Publicly-Funded Ballparks Are for Suckers
The cases of Hartford, Ct., Richmond, Va., and Gwinnett, Ga.
Talk of a new ballpark for Richmond has all but disappeared in the past few months. Former Mayor Dwight Jones' plans for one imploded, and his successor, Levar Stoney, has trained his focus on the nuts and bolts of local government that Richmond has too long ignored: public safety, sidewalk maintenance, leaf collection.
This is a good thing. To see why, look north to Hartford, Conn.
A recent story in The Wall Street Journal lays out the unfortunate details. Hartford looks somewhat like Richmond: One third of its 124,000 residents live in poverty, and its unemployment rate is twice the state average. The city also has been wrestling with financial difficulties.
Despite that, Hartford has built a new stadium for the AA-level ball club, the Yard Goats, and issued $68.6 million in bonds to do so—even though Dunkin' Donuts paid an undisclosed, but no doubt pretty, sum for the stadium naming rights.
Mayor Luke Bronin has said the park by itself cannot recoup the investment. The city hopes ancillary development nearby will do so: There had been talk of a $350 million mixed-use development—shops and apartments and so on. You've heard it all before. But the development has not materialized.
Richmond's poverty and unemployment numbers look better than Hartford's. But under Jones the city maxed out its credit card; there's almost no debt capacity left. Jones' vision for a new ballpark also relied heavily on ancillary development, both in Shockoe Bottom, where the park was to have been built, and on the Boulevard, where the old ballfield was to have been torn down to make way for "a gleaming, 60-acre complex of apartments, retail stores, restaurants, entertainment and office buildings," as a Richmond Times-Dispatch news story put it.

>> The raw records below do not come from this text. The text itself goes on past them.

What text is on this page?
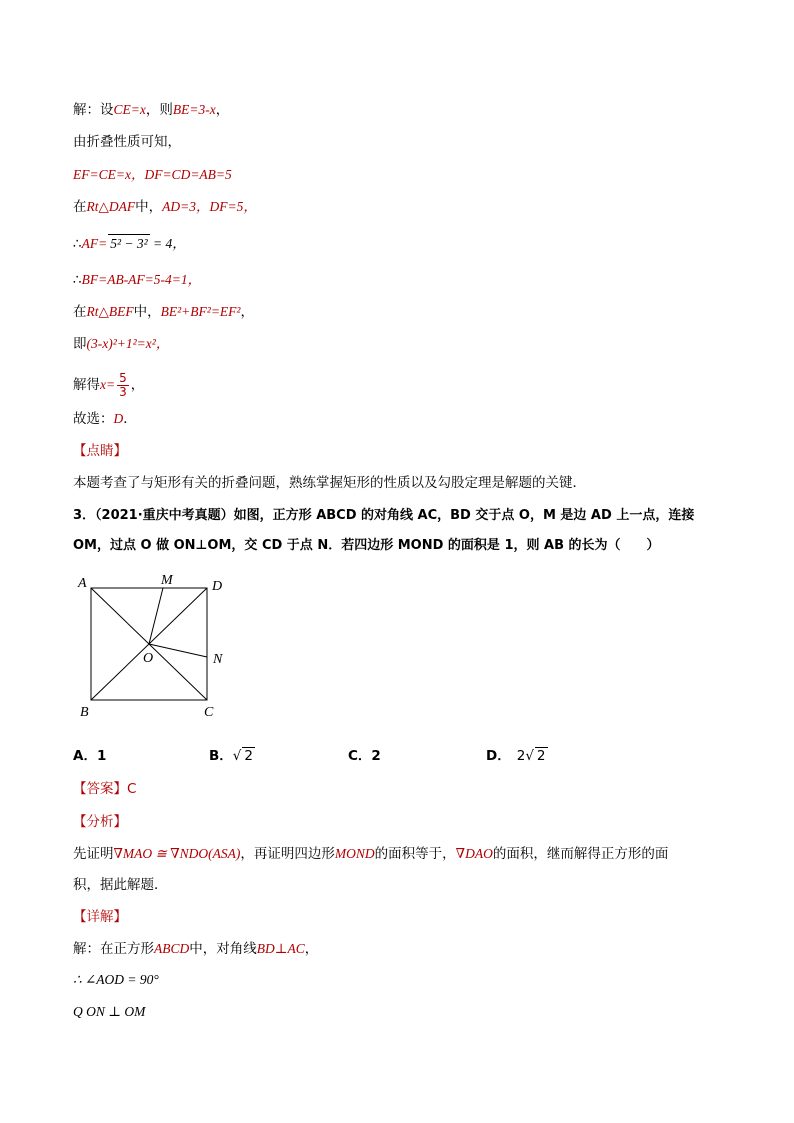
解：设CE=x，则BE=3-x，
由折叠性质可知，
EF=CE=x，DF=CD=AB=5
在Rt△DAF中，AD=3，DF=5，
∴AF= 5² − 3² = 4，
∴BF=AB-AF=5-4=1，
在Rt△BEF中，BE²+BF²=EF²，
即(3-x)²+1²=x²，
解得$x= \frac{5}{3}$ ，
故选：D．
【点睛】
本题考查了与矩形有关的折叠问题，熟练掌握矩形的性质以及勾股定理是解题的关键．
3．（2021·重庆中考真题）如图，正方形 ABCD 的对角线 AC，BD 交于点 O，M 是边 AD 上一点，连接
OM，过点 O 做 ON⊥OM，交 CD 于点 N．若四边形 MOND 的面积是 1，则 AB 的长为（　　）
A	M	D
O	N
B	C
A．1	B．√ 2	C．2	D． 2√ 2
【答案】C
【分析】
先证明∇MAO ≅ ∇NDO(ASA)，再证明四边形MOND的面积等于，∇DAO的面积，继而解得正方形的面
积，据此解题．
【详解】
解：在正方形ABCD中，对角线BD⊥AC，
∴ ∠AOD = 90°
Q ON ⊥ OM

Yet The Diamond still stands, as it has ever since the Richmond Braves left town in a snit almost a decade ago because they weren't getting a new stadium. The Braves ended up in Gwinnett, Ga., which built them the citadel they wanted. "We anticipate it paying for itself from Day One," said the county manager at the time.
Well. As in Hartford, the project ran into cost overruns, and the county had to move $19 million from general-fund revenue to cover the hole. The stadium has been a disaster since its first year, when parking revenue came in at a mere 15 percent of projections.
"Seven years into the experiment that is the Gwinnett Braves," reported the Atlanta Journal-Constitution in 2015, "the numbers make it clear: The county built it. They have not come." Coolray Field has the second-lowest attendance in its league. Just like Hartford, Gwinnett hoped the stadium would provide the catalyst for new development nearby. It hasn't happened.
"None of the planned shops or restaurants has materialized," according to the AJC. And the bond payments for the stadium are bigger than the revenue it brings in. Gwinnett has had to take money meant for other functions to subsidize its money pit.
A fluke? Hardly. Last year, in a story headlined "The Braves Play Taxpayers Better Than They Play Baseball," Bloomberg Businessweek reported on the way the Braves organization has turned public investment by others into its own private profit:
Over the last 15 years, the Braves have extracted nearly half a billion in public funds for four new homes, each bigger and more expensive than the last. The crown jewel, backed by $392 million in public funding, is a $722 million, 41,500-seat stadium for the major league club set to open next year in Cobb County, northwest of Atlanta. Before Cobb, the Braves built three minor league parks, working their way up the ladder from Single A to Triple A. In every case, they switched cities, pitting their new host against the old during negotiations. They showered attention on local officials unaccustomed to dealing with a big-league franchise and, in the end, left most of the cost on the public ledger. Says Joel Maxcy, a sports economist at Drexel University: 'If there's one thing the Braves know how to do, it's how to get money out of taxpayers.'
The Braves aren't the only team to have made a business model out of bilking the taxpayers. Many—even most—sports franchises do it. Metropolitan areas across the United States have shelled out billions of dollars for gold-plated cathedrals to big men in tights. The cost of the new stadium for the Detroit Red Wings alone now stands in excess of $730 million, roughly a third of which will come from special taxes.
The money might buy the locals some hometown pride. But it doesn't buy them much of anything else: More than two decades of academic research on the subject find that stadiums produce almost no economic benefit.
As two experts who reviewed the literature, Dennis Coates and Brad Humphreys, put it a couple of years ago: "Economists reach the nearly unanimous conclusion that 'tangible' economic benefits generated by professional sports facilities and franchises are very small; clearly far smaller than stadium advocates suggest and smaller than the size of the subsidies." (And remember: Economists are almost never unanimous about anything.)
Richmond's debate over a new stadium has waxed and waned ever since the Braves left. Right now it is lying dormant. Given what we've learned about the experience in Gwinnett and elsewhere, it should probably stay that way.